The Games

Chapter THIRTY



Tears flowed freely down Evan’s face. He wasn’t blubbering, wasn’t making any sound at all. But the tears still slid quietly down his cheeks and dripped from his quivering chin, making a dark spot on his shirt. The sheer beauty of what he was looking at was too much for him to take in at one time. His senses were overloaded.

“You’re right, Pea,” he said, and his voice was a cracked whisper.

The boy loomed larger in the screen now, older by years than he had been just a few hours earlier. His chest was broadening, taking on a new muscular topography.

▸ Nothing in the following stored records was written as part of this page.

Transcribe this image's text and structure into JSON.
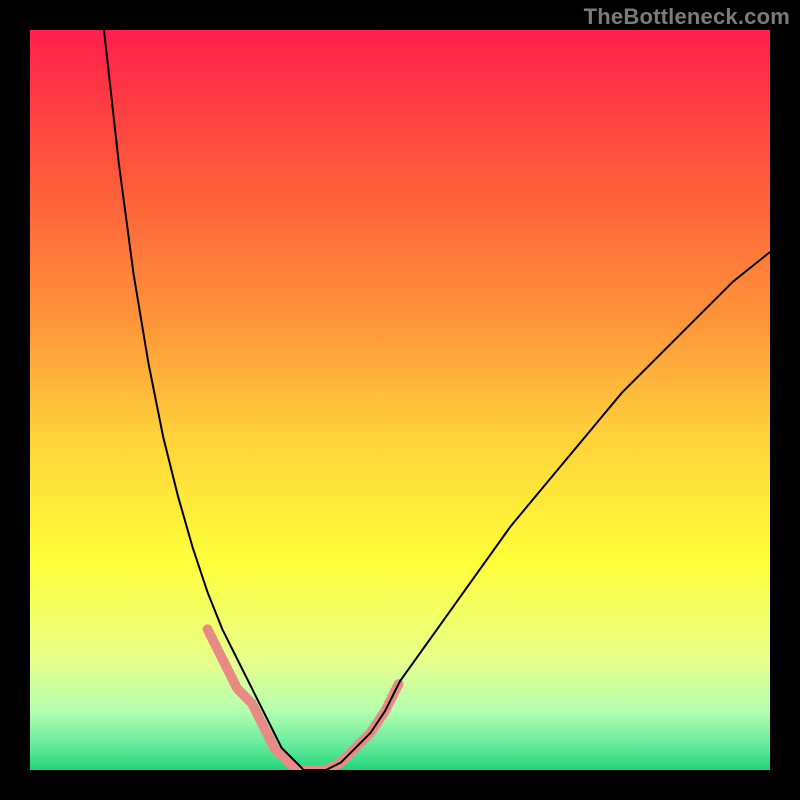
{
  "watermark": "TheBottleneck.com",
  "chart_data": {
    "type": "line",
    "title": "",
    "xlabel": "",
    "ylabel": "",
    "xlim": [
      0,
      100
    ],
    "ylim": [
      0,
      100
    ],
    "background_gradient": {
      "orientation": "vertical",
      "stops": [
        {
          "pos": 0.0,
          "color": "#ff1f4d"
        },
        {
          "pos": 0.2,
          "color": "#ff5a3a"
        },
        {
          "pos": 0.4,
          "color": "#ff973a"
        },
        {
          "pos": 0.55,
          "color": "#ffd23a"
        },
        {
          "pos": 0.72,
          "color": "#ffff3a"
        },
        {
          "pos": 0.85,
          "color": "#e8ff8a"
        },
        {
          "pos": 0.92,
          "color": "#b4ffb0"
        },
        {
          "pos": 0.97,
          "color": "#5fe89a"
        },
        {
          "pos": 1.0,
          "color": "#22d477"
        }
      ]
    },
    "series": [
      {
        "name": "curve",
        "color": "#000000",
        "x": [
          10,
          12,
          14,
          16,
          18,
          20,
          22,
          24,
          26,
          28,
          30,
          31,
          32,
          33,
          34,
          35,
          36,
          37,
          38,
          39,
          40,
          42,
          44,
          46,
          48,
          50,
          55,
          60,
          65,
          70,
          75,
          80,
          85,
          90,
          95,
          100
        ],
        "y": [
          100,
          82,
          67,
          55,
          45,
          37,
          30,
          24,
          19,
          15,
          11,
          9,
          7,
          5,
          3,
          2,
          1,
          0,
          0,
          0,
          0,
          1,
          3,
          5,
          8,
          12,
          19,
          26,
          33,
          39,
          45,
          51,
          56,
          61,
          66,
          70
        ]
      }
    ],
    "highlight_segments": [
      {
        "color": "#e88b85",
        "width": 10,
        "x": [
          24,
          26,
          28,
          30,
          31,
          32,
          33,
          34,
          35,
          36,
          37,
          38
        ],
        "y": [
          19,
          15,
          11,
          9,
          7,
          5,
          3,
          2,
          1,
          0,
          0,
          0
        ]
      },
      {
        "color": "#e88b85",
        "width": 10,
        "x": [
          38,
          39,
          40,
          42,
          44,
          46,
          48,
          50
        ],
        "y": [
          0,
          0,
          0,
          1,
          3,
          5,
          8,
          12
        ]
      }
    ]
  }
}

The legs had lengthened. Arms thickened. The boy-face now annealed into something more. And Evan could feel the energy still growing. He was overwhelmed with a sense that Pea was … becoming.

The lighting panels in the ceiling surged suddenly, brightening the room. Then they darkened, almost going out. A moment later, the light surged again, brighter, and this time Evan heard a bulb pop somewhere.

Pea smiled, and Evan knew that if he looked too long, he would go mad. He would go out of his mind, losing himself in the image before him, with no hope of ever finding his way back.

You can look a god in the face, he’d discovered. But only briefly. And looking changes you.

The world behind Pea came into focus. The grayness was gone, replaced by sea and sand, and a golden sun in a blue sky. Pea raised his arms and closed his eyes. The arms were too long, abstractions of what arms could be. They reached for miles into the sky, curling into claws.

The lights surged again, and this time, it was like a camera flash. The glowing ceiling panels exploded one by one, showering Evan in sparks and bits of broken glass and melted plastic.

The room went dark except for the glowing screen.

Pea smiled.

Outside the window, the streetlight popped, sending little runnels of blue flame arcing into the night. The air was greasy with the tang of smoldering electronics. In the distance behind him, Evan heard a fire alarm sounding, warbling higher and higher until it screeched itself silent.

The only sound now was the crashing of waves. Pea’s sun the only light.


THREE HUNDRED fifty miles away, at that exact moment, on a console on the second floor of the Western Nuclear Control Hub, a small red indicator bulb began to flash. Years ago, when the monitoring system was first being designed, some engineer had decided that the importance of this particular indicator justified it being given its own flashy red bulb rather than a mere screen icon. No sound accompanied the pulsing indicator; and precisely because it was small and because the technician wasn’t accustomed to looking for it, a few moments passed before the technician noticed.

When he did notice, he sat up straighter in his chair. His brow furrowed, and he looked around for a supervisor, unsure of what exactly was expected of him. He’d never seen that bulb flash before. Or any bulb, come to think of it. The screen icons occasionally lit up, but never the bulbs on the console.

Then another bulb began to flash. And another.

Around the room now, other systems analysts had begun to take notice. Their bulbs flashed, too. Their screen icons blinked. Understanding rolled across the room like a tsunami. “The grid is crashing,” someone shouted.

A supervisor moved quickly to the bank of consoles, looking over shoulders as he strode between the rows.

“Son of a bitch.”

The supervisor ran to the wall, picked up the red phone, and punched the buttons. After a moment’s pause, he said, “This is Phoenix. We’ve got a crisis.”